User interface level adaptations are supported in AVANTI through the User Interface (UI) component, which provides interactive views of adaptive multimedia Web documents. The distinctive characteristic of the AVANTI UI is its capability to dynamically tailor itself to the abilities, skills, requirements and preferences of the users, to the different contexts of use, as well as to the changing characteristics of users, as they interact with the system. The AVANTI UI also features integrated support for various "special" input and output devices, along with a number of appropriate interaction techniques that facilitate the interaction of disabled end-users with the system.

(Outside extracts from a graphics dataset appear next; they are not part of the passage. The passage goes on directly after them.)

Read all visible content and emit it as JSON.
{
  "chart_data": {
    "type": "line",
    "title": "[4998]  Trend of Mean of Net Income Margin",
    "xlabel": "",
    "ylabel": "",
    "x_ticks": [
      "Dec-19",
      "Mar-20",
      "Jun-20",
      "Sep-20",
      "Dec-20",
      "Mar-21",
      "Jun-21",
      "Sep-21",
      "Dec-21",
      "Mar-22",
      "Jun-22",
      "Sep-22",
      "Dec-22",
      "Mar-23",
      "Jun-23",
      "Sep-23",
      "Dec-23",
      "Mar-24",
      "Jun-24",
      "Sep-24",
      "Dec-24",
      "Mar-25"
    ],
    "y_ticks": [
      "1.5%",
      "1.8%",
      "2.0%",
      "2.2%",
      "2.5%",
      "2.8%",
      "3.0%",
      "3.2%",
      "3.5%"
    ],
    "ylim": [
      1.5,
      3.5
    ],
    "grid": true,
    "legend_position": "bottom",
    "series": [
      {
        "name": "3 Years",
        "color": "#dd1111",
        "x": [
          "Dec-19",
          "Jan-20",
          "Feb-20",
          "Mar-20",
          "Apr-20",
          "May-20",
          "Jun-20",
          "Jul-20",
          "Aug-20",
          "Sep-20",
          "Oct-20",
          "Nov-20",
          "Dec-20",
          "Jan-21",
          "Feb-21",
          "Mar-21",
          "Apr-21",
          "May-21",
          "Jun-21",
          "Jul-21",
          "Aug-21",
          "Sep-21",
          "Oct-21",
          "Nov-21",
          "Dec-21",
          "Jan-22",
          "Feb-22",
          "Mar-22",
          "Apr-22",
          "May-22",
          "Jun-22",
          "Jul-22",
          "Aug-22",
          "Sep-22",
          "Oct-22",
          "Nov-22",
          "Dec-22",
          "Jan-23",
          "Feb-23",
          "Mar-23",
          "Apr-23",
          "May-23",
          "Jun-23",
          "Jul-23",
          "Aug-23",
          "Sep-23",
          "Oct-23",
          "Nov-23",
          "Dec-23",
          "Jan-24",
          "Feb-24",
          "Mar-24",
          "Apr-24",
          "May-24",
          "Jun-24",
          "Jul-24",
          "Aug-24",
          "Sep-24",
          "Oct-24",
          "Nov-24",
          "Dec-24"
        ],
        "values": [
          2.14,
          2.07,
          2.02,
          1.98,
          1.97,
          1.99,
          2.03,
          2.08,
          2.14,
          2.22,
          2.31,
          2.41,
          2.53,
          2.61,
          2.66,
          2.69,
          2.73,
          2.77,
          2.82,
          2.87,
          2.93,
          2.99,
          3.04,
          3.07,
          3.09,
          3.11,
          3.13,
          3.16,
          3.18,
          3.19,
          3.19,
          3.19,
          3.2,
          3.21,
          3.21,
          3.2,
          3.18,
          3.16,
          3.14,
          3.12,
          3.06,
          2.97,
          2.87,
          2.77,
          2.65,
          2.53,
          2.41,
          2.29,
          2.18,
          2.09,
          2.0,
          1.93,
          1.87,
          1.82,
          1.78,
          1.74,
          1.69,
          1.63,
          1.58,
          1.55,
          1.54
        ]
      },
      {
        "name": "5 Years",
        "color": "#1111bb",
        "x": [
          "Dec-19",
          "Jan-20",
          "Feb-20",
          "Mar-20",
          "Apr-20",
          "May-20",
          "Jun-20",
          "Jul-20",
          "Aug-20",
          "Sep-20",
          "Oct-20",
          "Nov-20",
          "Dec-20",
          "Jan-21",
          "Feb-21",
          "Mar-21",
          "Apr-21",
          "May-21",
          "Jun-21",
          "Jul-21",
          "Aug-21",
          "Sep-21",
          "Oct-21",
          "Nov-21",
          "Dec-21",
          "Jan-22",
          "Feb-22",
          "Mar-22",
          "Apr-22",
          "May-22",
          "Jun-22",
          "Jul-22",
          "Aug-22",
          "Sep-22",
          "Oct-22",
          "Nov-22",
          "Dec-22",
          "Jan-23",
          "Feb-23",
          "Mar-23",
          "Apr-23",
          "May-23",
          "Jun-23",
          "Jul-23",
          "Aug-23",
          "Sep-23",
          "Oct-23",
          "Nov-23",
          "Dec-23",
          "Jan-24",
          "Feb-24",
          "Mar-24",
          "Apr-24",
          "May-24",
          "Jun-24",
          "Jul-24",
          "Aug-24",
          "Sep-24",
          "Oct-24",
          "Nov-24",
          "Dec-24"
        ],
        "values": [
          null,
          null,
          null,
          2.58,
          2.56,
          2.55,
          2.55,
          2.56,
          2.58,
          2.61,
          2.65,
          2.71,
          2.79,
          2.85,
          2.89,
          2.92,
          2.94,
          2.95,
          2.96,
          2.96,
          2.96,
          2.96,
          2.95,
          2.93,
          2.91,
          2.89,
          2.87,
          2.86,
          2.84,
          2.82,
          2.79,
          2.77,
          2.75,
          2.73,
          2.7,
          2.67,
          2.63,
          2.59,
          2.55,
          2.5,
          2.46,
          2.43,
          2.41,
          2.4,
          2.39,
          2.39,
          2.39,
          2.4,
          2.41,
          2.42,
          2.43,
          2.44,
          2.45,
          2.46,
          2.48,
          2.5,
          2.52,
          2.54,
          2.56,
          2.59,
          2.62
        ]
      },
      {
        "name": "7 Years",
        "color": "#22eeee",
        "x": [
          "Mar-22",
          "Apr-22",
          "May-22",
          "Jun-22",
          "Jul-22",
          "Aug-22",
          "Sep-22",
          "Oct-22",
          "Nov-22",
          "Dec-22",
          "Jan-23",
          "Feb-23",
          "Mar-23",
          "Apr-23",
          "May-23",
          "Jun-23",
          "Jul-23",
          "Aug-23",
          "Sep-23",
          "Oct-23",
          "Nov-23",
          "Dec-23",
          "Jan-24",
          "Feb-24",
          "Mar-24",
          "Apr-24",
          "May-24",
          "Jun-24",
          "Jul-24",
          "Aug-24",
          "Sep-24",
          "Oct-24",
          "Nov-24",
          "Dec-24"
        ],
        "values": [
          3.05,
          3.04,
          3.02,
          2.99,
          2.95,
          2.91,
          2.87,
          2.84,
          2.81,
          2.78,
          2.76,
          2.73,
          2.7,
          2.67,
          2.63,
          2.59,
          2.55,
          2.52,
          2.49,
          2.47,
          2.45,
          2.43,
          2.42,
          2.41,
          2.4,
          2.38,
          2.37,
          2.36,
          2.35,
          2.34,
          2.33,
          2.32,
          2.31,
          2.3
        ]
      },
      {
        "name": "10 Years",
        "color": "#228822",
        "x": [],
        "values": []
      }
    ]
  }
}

Adaptations at the user interface level are triggered by a set of adaptation rules based on a mixture of user characteristics retrieved from user profiles (or provided by the user through an appropriately tailored interactive session), and dynamic assumptions concerning the state of interaction, provided by the UMS. The user characteristics that are retrieved from profiles include: (a) physical abilities; (b) the language of the user; (c) the familiarity of the user with the Web in general and the AVANTI system itself; (d) the overall interaction target (i.e. speed, comprehension, accuracy, error tolerance, or any combination of these); and, (e) user preferences regarding specific aspects of the application and the interaction. Information about the user that is dynamically inferred by the UMS, includes: (a) familiarity with specific tasks; (b) ability to navigate using the documents' navigation elements; (c) error rate; (d) disorientation; (e) user idle.

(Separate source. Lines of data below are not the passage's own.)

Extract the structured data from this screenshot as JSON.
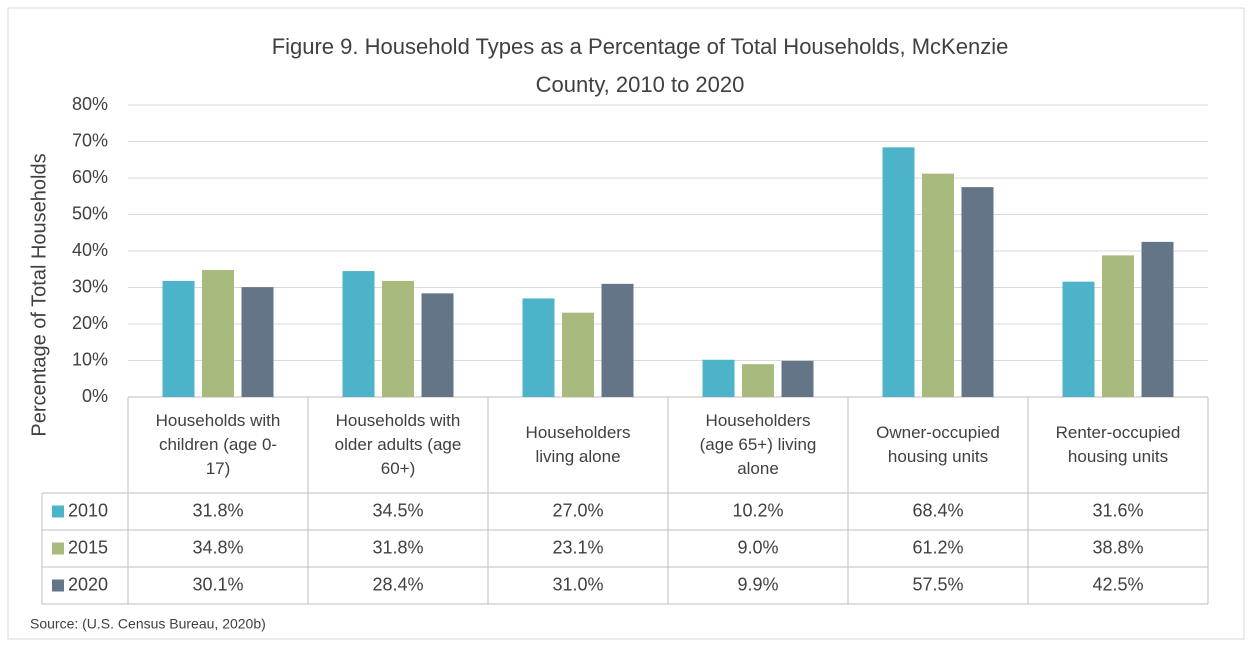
{
  "chart_data": {
    "type": "bar",
    "title": "Figure 9. Household Types as a Percentage of Total Households, McKenzie County, 2010 to 2020",
    "y_label": "Percentage of Total Households",
    "categories": [
      "Households with children (age 0-17)",
      "Households with older adults (age 60+)",
      "Householders living alone",
      "Householders (age 65+) living alone",
      "Owner-occupied housing units",
      "Renter-occupied housing units"
    ],
    "series": [
      {
        "name": "2010",
        "color": "#4db3c8",
        "values": [
          31.8,
          34.5,
          27.0,
          10.2,
          68.4,
          31.6
        ],
        "value_labels": [
          "31.8%",
          "34.5%",
          "27.0%",
          "10.2%",
          "68.4%",
          "31.6%"
        ]
      },
      {
        "name": "2015",
        "color": "#a8ba7d",
        "values": [
          34.8,
          31.8,
          23.1,
          9.0,
          61.2,
          38.8
        ],
        "value_labels": [
          "34.8%",
          "31.8%",
          "23.1%",
          "9.0%",
          "61.2%",
          "38.8%"
        ]
      },
      {
        "name": "2020",
        "color": "#657588",
        "values": [
          30.1,
          28.4,
          31.0,
          9.9,
          57.5,
          42.5
        ],
        "value_labels": [
          "30.1%",
          "28.4%",
          "31.0%",
          "9.9%",
          "57.5%",
          "42.5%"
        ]
      }
    ],
    "ylim": [
      0,
      80
    ],
    "yticks": [
      {
        "value": 0,
        "label": "0%"
      },
      {
        "value": 10,
        "label": "10%"
      },
      {
        "value": 20,
        "label": "20%"
      },
      {
        "value": 30,
        "label": "30%"
      },
      {
        "value": 40,
        "label": "40%"
      },
      {
        "value": 50,
        "label": "50%"
      },
      {
        "value": 60,
        "label": "60%"
      },
      {
        "value": 70,
        "label": "70%"
      },
      {
        "value": 80,
        "label": "80%"
      }
    ],
    "grid": true,
    "source": "Source: (U.S. Census Bureau, 2020b)"
  }
}
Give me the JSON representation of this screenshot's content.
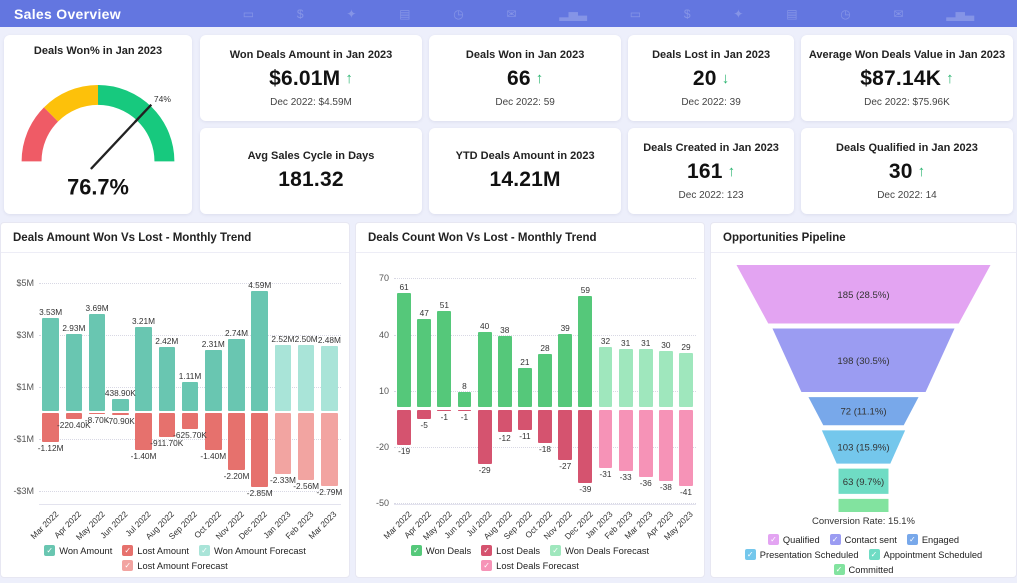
{
  "header": {
    "title": "Sales Overview",
    "background": "#6376e0",
    "icons": [
      {
        "name": "chat-icon",
        "glyph": "▭"
      },
      {
        "name": "dollar-icon",
        "glyph": "$"
      },
      {
        "name": "megaphone-icon",
        "glyph": "✦"
      },
      {
        "name": "document-icon",
        "glyph": "▤"
      },
      {
        "name": "clock-icon",
        "glyph": "◷"
      },
      {
        "name": "mail-icon",
        "glyph": "✉"
      },
      {
        "name": "bar-chart-icon",
        "glyph": "▂▅▃"
      },
      {
        "name": "chat-icon",
        "glyph": "▭"
      },
      {
        "name": "dollar-icon",
        "glyph": "$"
      },
      {
        "name": "megaphone-icon",
        "glyph": "✦"
      },
      {
        "name": "document-icon",
        "glyph": "▤"
      },
      {
        "name": "clock-icon",
        "glyph": "◷"
      },
      {
        "name": "mail-icon",
        "glyph": "✉"
      },
      {
        "name": "bar-chart-icon",
        "glyph": "▂▅▃"
      }
    ]
  },
  "kpi_cards": {
    "trend_up_color": "#2bb571",
    "trend_down_color": "#2bb571",
    "row1": [
      {
        "title": "Won Deals Amount in Jan 2023",
        "value": "$6.01M",
        "trend": "up",
        "compare": "Dec 2022: $4.59M"
      },
      {
        "title": "Deals Won in Jan 2023",
        "value": "66",
        "trend": "up",
        "compare": "Dec 2022: 59"
      },
      {
        "title": "Deals Lost in Jan 2023",
        "value": "20",
        "trend": "down",
        "compare": "Dec 2022: 39"
      },
      {
        "title": "Average Won Deals Value in Jan 2023",
        "value": "$87.14K",
        "trend": "up",
        "compare": "Dec 2022: $75.96K"
      }
    ],
    "row2": [
      {
        "title": "Avg Sales Cycle in Days",
        "value": "181.32"
      },
      {
        "title": "YTD Deals Amount in 2023",
        "value": "14.21M"
      },
      {
        "title": "Deals Created in Jan 2023",
        "value": "161",
        "trend": "up",
        "compare": "Dec 2022: 123"
      },
      {
        "title": "Deals Qualified in Jan 2023",
        "value": "30",
        "trend": "up",
        "compare": "Dec 2022: 14"
      }
    ]
  },
  "chart_data": [
    {
      "type": "gauge",
      "title": "Deals Won% in Jan 2023",
      "value": 76.7,
      "value_label": "76.7%",
      "needle_value": 74,
      "needle_label": "74%",
      "range": [
        0,
        100
      ],
      "segments": [
        {
          "from": 0,
          "to": 25,
          "color": "#ef5b66"
        },
        {
          "from": 25,
          "to": 50,
          "color": "#fdc10a"
        },
        {
          "from": 50,
          "to": 100,
          "color": "#17c97e"
        }
      ]
    },
    {
      "type": "bar",
      "title": "Deals Amount Won Vs Lost - Monthly Trend",
      "categories": [
        "Mar 2022",
        "Apr 2022",
        "May 2022",
        "Jun 2022",
        "Jul 2022",
        "Aug 2022",
        "Sep 2022",
        "Oct 2022",
        "Nov 2022",
        "Dec 2022",
        "Jan 2023",
        "Feb 2023",
        "Mar 2023"
      ],
      "forecast_start_index": 10,
      "ylim": [
        -3600000,
        5600000
      ],
      "yticks": [
        {
          "value": 5000000,
          "label": "$5M"
        },
        {
          "value": 3000000,
          "label": "$3M"
        },
        {
          "value": 1000000,
          "label": "$1M"
        },
        {
          "value": -1000000,
          "label": "-$1M"
        },
        {
          "value": -3000000,
          "label": "-$3M"
        }
      ],
      "series": [
        {
          "name": "Won Amount",
          "color": "#69c6b1",
          "forecast_color": "#a9e4d8",
          "values": [
            3530000,
            2930000,
            3690000,
            438900,
            3210000,
            2420000,
            1110000,
            2310000,
            2740000,
            4590000,
            2520000,
            2500000,
            2480000
          ],
          "labels": [
            "3.53M",
            "2.93M",
            "3.69M",
            "438.90K",
            "3.21M",
            "2.42M",
            "1.11M",
            "2.31M",
            "2.74M",
            "4.59M",
            "2.52M",
            "2.50M",
            "2.48M"
          ]
        },
        {
          "name": "Lost Amount",
          "color": "#e6716d",
          "forecast_color": "#f2a4a1",
          "values": [
            -1120000,
            -220400,
            -8700,
            -70900,
            -1400000,
            -911700,
            -625700,
            -1400000,
            -2200000,
            -2850000,
            -2330000,
            -2560000,
            -2790000
          ],
          "labels": [
            "-1.12M",
            "-220.40K",
            "-8.70K",
            "-70.90K",
            "-1.40M",
            "-911.70K",
            "-625.70K",
            "-1.40M",
            "-2.20M",
            "-2.85M",
            "-2.33M",
            "-2.56M",
            "-2.79M"
          ]
        }
      ],
      "legend": [
        {
          "label": "Won Amount",
          "color": "#69c6b1"
        },
        {
          "label": "Lost Amount",
          "color": "#e6716d"
        },
        {
          "label": "Won Amount Forecast",
          "color": "#a9e4d8"
        },
        {
          "label": "Lost Amount Forecast",
          "color": "#f2a4a1"
        }
      ]
    },
    {
      "type": "bar",
      "title": "Deals Count Won Vs Lost - Monthly Trend",
      "categories": [
        "Mar 2022",
        "Apr 2022",
        "May 2022",
        "Jun 2022",
        "Jul 2022",
        "Aug 2022",
        "Sep 2022",
        "Oct 2022",
        "Nov 2022",
        "Dec 2022",
        "Jan 2023",
        "Feb 2023",
        "Mar 2023",
        "Apr 2023",
        "May 2023"
      ],
      "forecast_start_index": 10,
      "ylim": [
        -52,
        76
      ],
      "yticks": [
        {
          "value": 70,
          "label": "70"
        },
        {
          "value": 40,
          "label": "40"
        },
        {
          "value": 10,
          "label": "10"
        },
        {
          "value": -20,
          "label": "-20"
        },
        {
          "value": -50,
          "label": "-50"
        }
      ],
      "series": [
        {
          "name": "Won Deals",
          "color": "#55c87a",
          "forecast_color": "#9fe7bd",
          "values": [
            61,
            47,
            51,
            8,
            40,
            38,
            21,
            28,
            39,
            59,
            32,
            31,
            31,
            30,
            29
          ],
          "labels": [
            "61",
            "47",
            "51",
            "8",
            "40",
            "38",
            "21",
            "28",
            "39",
            "59",
            "32",
            "31",
            "31",
            "30",
            "29"
          ]
        },
        {
          "name": "Lost Deals",
          "color": "#d5536f",
          "forecast_color": "#f693b7",
          "values": [
            -19,
            -5,
            -1,
            -1,
            -29,
            -12,
            -11,
            -18,
            -27,
            -39,
            -31,
            -33,
            -36,
            -38,
            -41
          ],
          "labels": [
            "-19",
            "-5",
            "-1",
            "-1",
            "-29",
            "-12",
            "-11",
            "-18",
            "-27",
            "-39",
            "-31",
            "-33",
            "-36",
            "-38",
            "-41"
          ]
        }
      ],
      "legend": [
        {
          "label": "Won Deals",
          "color": "#55c87a"
        },
        {
          "label": "Lost Deals",
          "color": "#d5536f"
        },
        {
          "label": "Won Deals Forecast",
          "color": "#9fe7bd"
        },
        {
          "label": "Lost Deals Forecast",
          "color": "#f693b7"
        }
      ]
    },
    {
      "type": "funnel",
      "title": "Opportunities Pipeline",
      "stages": [
        {
          "label": "Qualified",
          "value": 185,
          "display": "185 (28.5%)",
          "color": "#e3a4f2"
        },
        {
          "label": "Contact sent",
          "value": 198,
          "display": "198 (30.5%)",
          "color": "#9b9cf2"
        },
        {
          "label": "Engaged",
          "value": 72,
          "display": "72 (11.1%)",
          "color": "#78a8ea"
        },
        {
          "label": "Presentation Scheduled",
          "value": 103,
          "display": "103 (15.9%)",
          "color": "#74c7ec"
        },
        {
          "label": "Appointment Scheduled",
          "value": 63,
          "display": "63 (9.7%)",
          "color": "#6fdcc4"
        },
        {
          "label": "Committed",
          "display": "",
          "color": "#82e39f"
        }
      ],
      "conversion_rate": "Conversion Rate: 15.1%",
      "legend": [
        {
          "label": "Qualified",
          "color": "#e3a4f2"
        },
        {
          "label": "Contact sent",
          "color": "#9b9cf2"
        },
        {
          "label": "Engaged",
          "color": "#78a8ea"
        },
        {
          "label": "Presentation Scheduled",
          "color": "#74c7ec"
        },
        {
          "label": "Appointment Scheduled",
          "color": "#6fdcc4"
        },
        {
          "label": "Committed",
          "color": "#82e39f"
        }
      ]
    }
  ]
}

The categories of interface adaptation supported by the AVANTI UI include: (i) support for different interaction modalities and input / output devices; (ii) automatic adaptation of the presentation of interaction elements; (iii) task-based adaptive assistance; (iv) awareness prompting; (v) limited support for error prevention; (vi) limited support for metaphor-level adaptation.

Although at present, most of the adaptations at the user interface level are associated with the provision of accessibility to people with sensory or motor disabilities, the architecture of the respective module allows for easy additions or modifications to the adaptation rules (to include for example adaptations related to additional user characteristics or the context of use) without revisiting the actual implementation of the interface.